The form in which snitching enters the ‘(White) Rapper Show’ world is symptomatic of the way in which snitch-talk has pervaded areas that have nothing to do with street-level crime. My friend John, an accounting major, told me a story of a student from Senegal who often wore a Yankees hat and when the Professor spoke of insider trading or “whistle-blowing” this guy called it “snitching”. What? Now this guy from Senegal, probably the son of a diplomat, who has even less to do with “the streets” than I do, is calling someone who is ethically concerned about how a crooked business is run, a snitch?

Sullee took the easy way out by following self-made, personalized rules on “snitching”. The problem with everybody, with everything (I’m implicating myself here as well) is the way in which we live robotically, the way in which the “hippest” music listeners reads Pitchfork or ‘Wire’ magazine as a bible, the way the “hardest” so-called “thug” on the block frees himself of any ethical or moral quandary he might truly be in by falling back-on “stop snitching”. I think of that Nietzsche phrase, where he called all ways of comfortable living “wretched self-complacency”. That’s the problem with most “thugs” particularly the thug attitude Tupac made pervasive. It’s not even tough, it’s not even self-destructive, it’s safe, it’s lazy, it is wretchedly self-complacent.

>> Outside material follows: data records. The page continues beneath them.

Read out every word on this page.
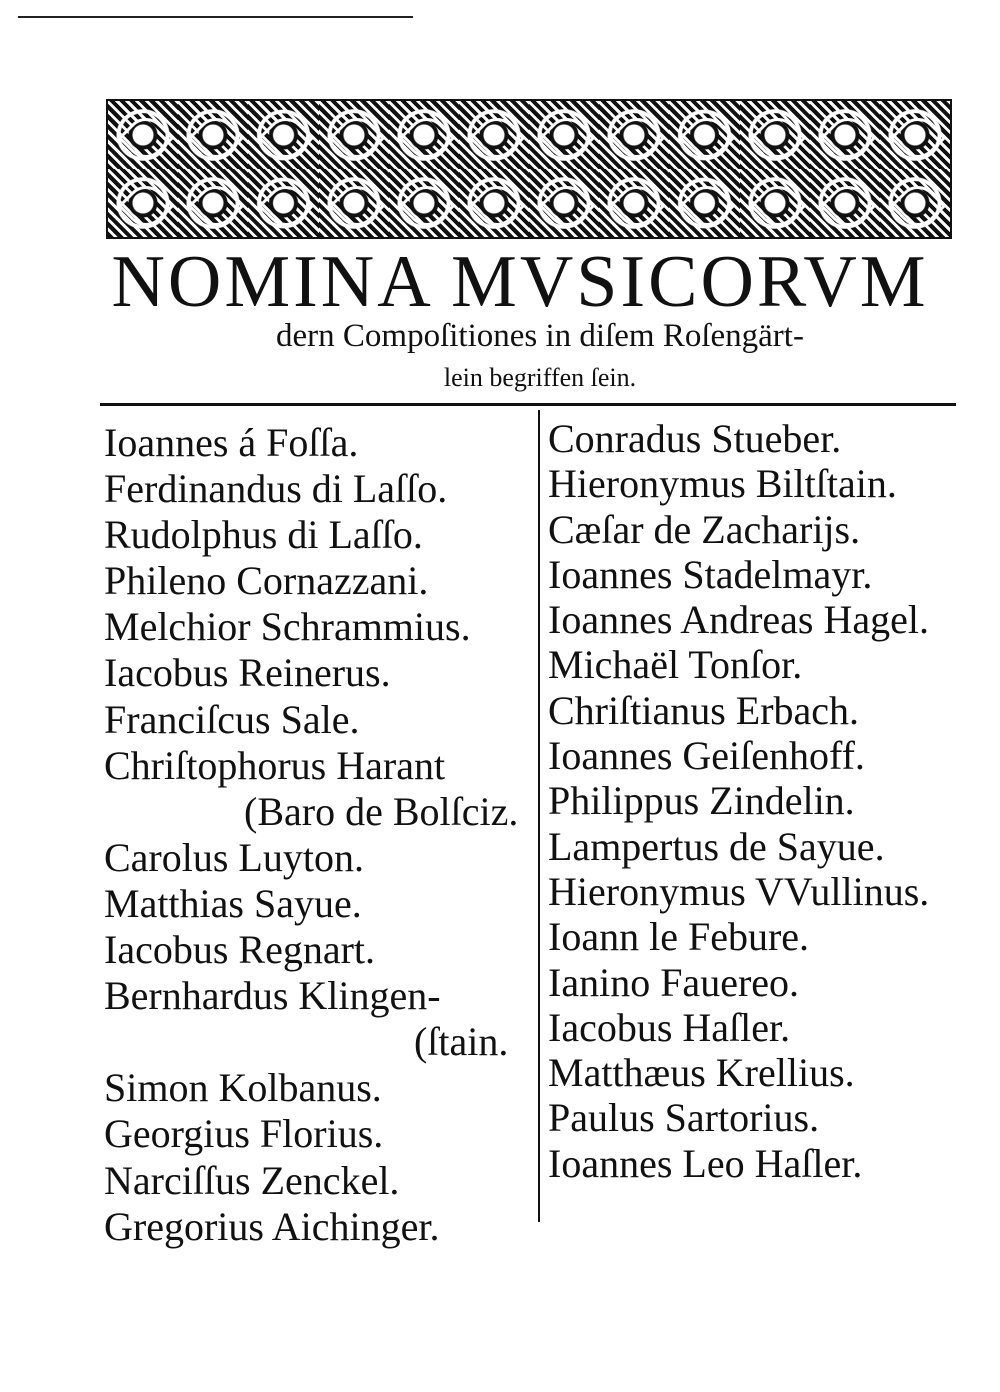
NOMINA MVSICORVM
dern Compoſitiones in diſem Roſengärt-
lein begriffen ſein.
Ioannes á Foſſa.
Ferdinandus di Laſſo.
Rudolphus di Laſſo.
Phileno Cornazzani.
Melchior Schrammius.
Iacobus Reinerus.
Franciſcus Sale.
Chriſtophorus Harant
(Baro de Bolſciz.
Carolus Luyton.
Matthias Sayue.
Iacobus Regnart.
Bernhardus Klingen-
(ſtain.
Simon Kolbanus.
Georgius Florius.
Narciſſus Zenckel.
Gregorius Aichinger.
Conradus Stueber.
Hieronymus Biltſtain.
Cæſar de Zacharijs.
Ioannes Stadelmayr.
Ioannes Andreas Hagel.
Michaël Tonſor.
Chriſtianus Erbach.
Ioannes Geiſenhoff.
Philippus Zindelin.
Lampertus de Sayue.
Hieronymus VVullinus.
Ioann le Febure.
Ianino Fauereo.
Iacobus Haſler.
Matthæus Krellius.
Paulus Sartorius.
Ioannes Leo Haſler.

Speaking of self-complacency…fuck happened to Jon-Boy? The guy’s head quadrupled in size since the previous episode. He begins rapping in front of the mall to disinterested black shoppers and even compares himself to Jesus! Did it all begin when some confused shopper asked for his autograph? Suddenly, Marc Ecko dresses him, he’s got some shades and a popped collar and he’s King Shit of Fuck Mountain. My favorite part, which really was like a scene from some movie about an asshole Hollywood big-shot is when Jon-Boy, when asked by the video director, as he puts his shades atop his head, goes: “Alright listen. What we do: We rap. What you do: You direct. Alright?”

I’ve been defending Jon Boy and Sullee because they could spit but it was fun to see them go down even if it leaves the show in a weird place. Persia and $hamrock can rap and I really like $hamrock because he’s got a good attitude, but neither of them say very much. Jus Rhyme can’t even rap and has totally lucked-out. I personally love John Brown, he’s really hilarious (and aware of it) and he actually seems like a really bright guy. He obviously understood the “rap about your partner’s faults” prompt as not “snitching” but as an exercise and is smart enough to realize how much time is wasted and opportunities ruined when ill-concieved ideas of pride take over. The guy is also a hook-machine, ‘Smoke in the Club’ and ‘She’s a Stunna’, someone like the Lox or post-Cuban Linx Raekwon should hire him to write their hooks. The show is beginning to lose it’s personalities; John Brown is the only one left with personality but if he ended up winning, I’d be a little confused or disappointed. Pray for $hamrock?

PS: Everyone should be nicer to Crazy Astronaut lady. Seriously, folks.